The forks Highdell and I are discussing are the Marzocchis which have a coil spring, and an air spring to set preload. Hence, a coil/air (which is what I wrote) fork which has the same amount of seals as an air fork.


----------



## bad mechanic (Jun 21, 2006)

highdelll said:


> Maybe have a point I'm no 'expert' at by any means
> it sure seems like a pain though tuning via adding-removing oil.
> not as bad as compression damping tuning with shim stacks, but still a pain more than a pound or two of air...
> 
> ...


I'm not an expert; just a guy who does his own work.

I've used a couple of those Marzocchi forks before, so I do have some experience with them, and, opposite of you, the air preload always bothered me, as it was adding complication to a coil fork. It also bothered me I had the complications and stiction of an air spring with a coil fork. I've since switch all my bikes over to Fox air forks, and the simplicity is nice.
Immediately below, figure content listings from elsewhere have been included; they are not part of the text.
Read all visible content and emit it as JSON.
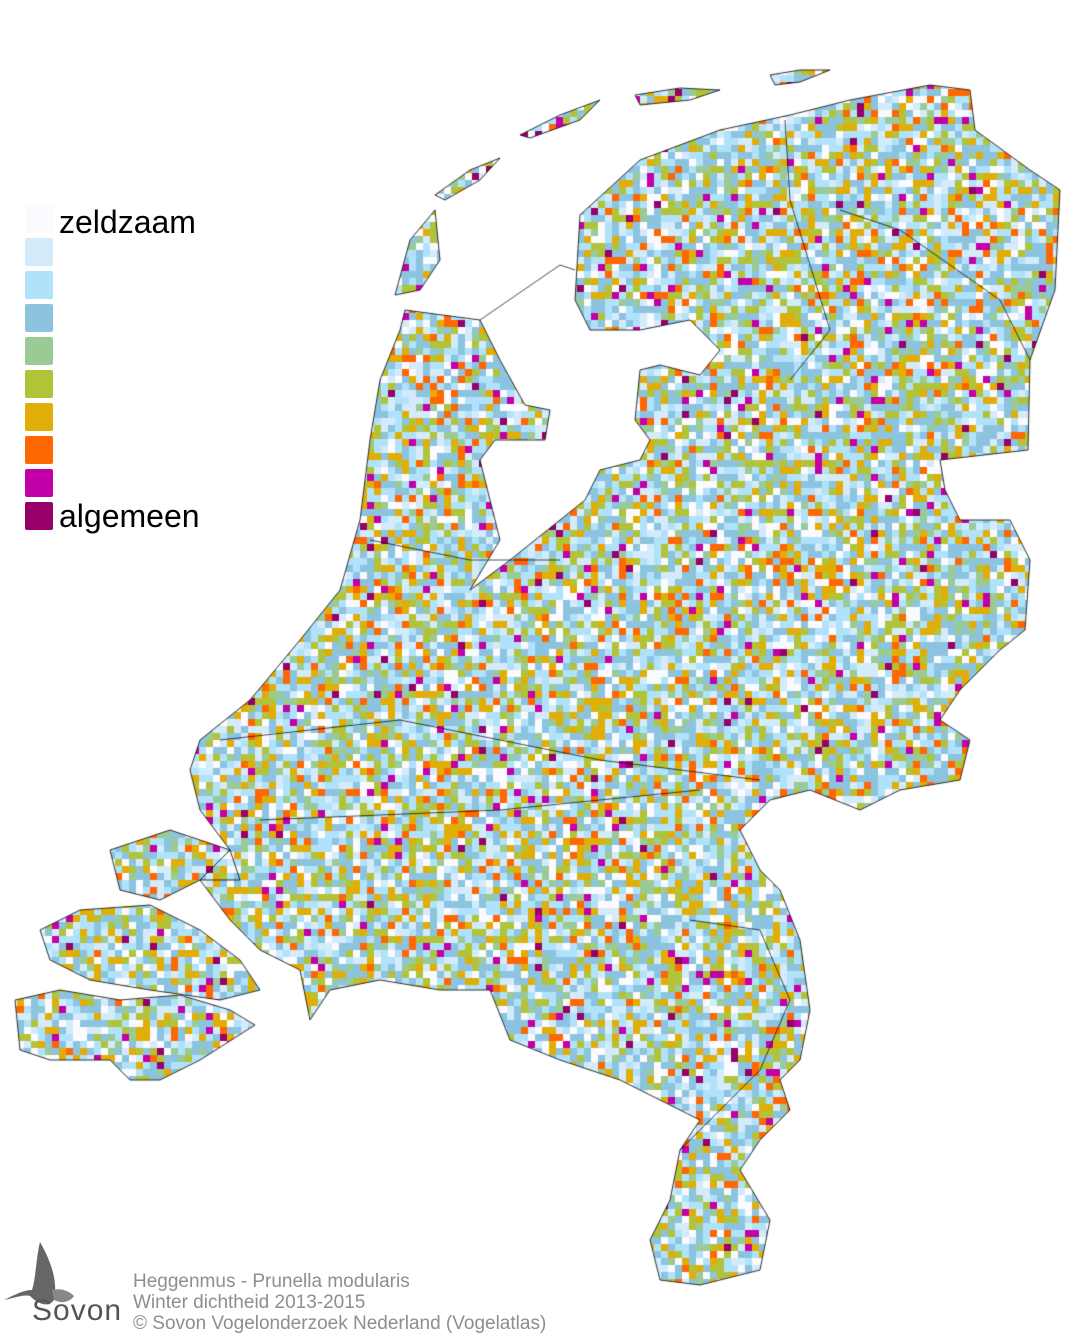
{
  "legend": {
    "top_label": "zeldzaam",
    "bottom_label": "algemeen",
    "colors": [
      "#fbfaff",
      "#d3ebfb",
      "#b1e2fb",
      "#8cc4e0",
      "#9acb96",
      "#b2c33a",
      "#e1ae07",
      "#ff6700",
      "#c300a7",
      "#960068"
    ]
  },
  "caption": {
    "line1": "Heggenmus - Prunella modularis",
    "line2": "Winter dichtheid 2013-2015",
    "line3": "© Sovon Vogelonderzoek Nederland (Vogelatlas)"
  },
  "logo": {
    "text": "Sovon"
  }
}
By the way, adding or removing oil isn't a big hassle, and rarely done.

All you do is depressurize the fork, remove the left cap, do what you need to do, replace the cap, and re-pressurize the fork. It's also nice because the added oil increases the rate the progression, without needing to increase the air pressure.


----------



## the-one1 (Aug 2, 2008)

:skep:  
Where were you guys talking about Marzocchi forks? I thought it was forks in general.

I too have an older Marzocchi Marathon XC and I hated the air preload. You are right that it adds loads of stiction if pressurized beyond a certain psi.


----------



## bad mechanic (Jun 21, 2006)

the-one1 said:


> :skep:
> Where were you guys talking about Marzocchi forks? I thought it was forks in general.


Highdell said "coil fork with small air chamber for progressive tuning", and Marzocchi is the only one using this system. Try and keep up here...


----------



## highdelll (Oct 3, 2008)

Well, I'm no mathentologist, but I have a 'sense' of how things werk - even though I won't have formulas to back it up  - I'll try do draw up some graphs of what I mean.

I too do my own stuff and consider myself to be pretty bright.


----------



## highdelll (Oct 3, 2008)

bad mechanic said:


> Highdell said "coil fork with small air chamber for progressive tuning", and Marzocchi is the only one using this system. Try and keep up here...


Manitou as well and other C/O shocks w/ piggy-backs too


----------



## bad mechanic (Jun 21, 2006)

highdelll said:


> Manitou as well and other C/O shocks w/ piggy-backs too


Are we talking about forks or shocks here? If we're talking shocks, the only one I know of which used an air preload with a coil was Stratos.


----------



## highdelll (Oct 3, 2008)

bad mechanic said:


> Are we talking about forks or shocks here? If we're talking shocks, the only one I know of which used an air preload with a coil was Stratos.


Same difference man, different ends of the bike :thumbsup:


----------



## Guest (Oct 27, 2010)

Yeah... forks...
But everyone's going into a argument here so I'm confused!


----------



## highdelll (Oct 3, 2008)

icalebkim said:


> Yeah... forks...
> But *everyone's* going into a argument here so I'm confused!


who? - point 'em out and I'll kick they're ass...there ass...their ass...
anyways...


----------



## highdelll (Oct 3, 2008)

Ok, here's my graphs... 
they're super cool


----------



## bad mechanic (Jun 21, 2006)

Regarding shocks, like I said, the only shock I know of which used an air preload was the Stratos, and that hasn't been made for a long while.

Looking at the graphs, I'd simply ask why you're not just using a air fork to begin with.


----------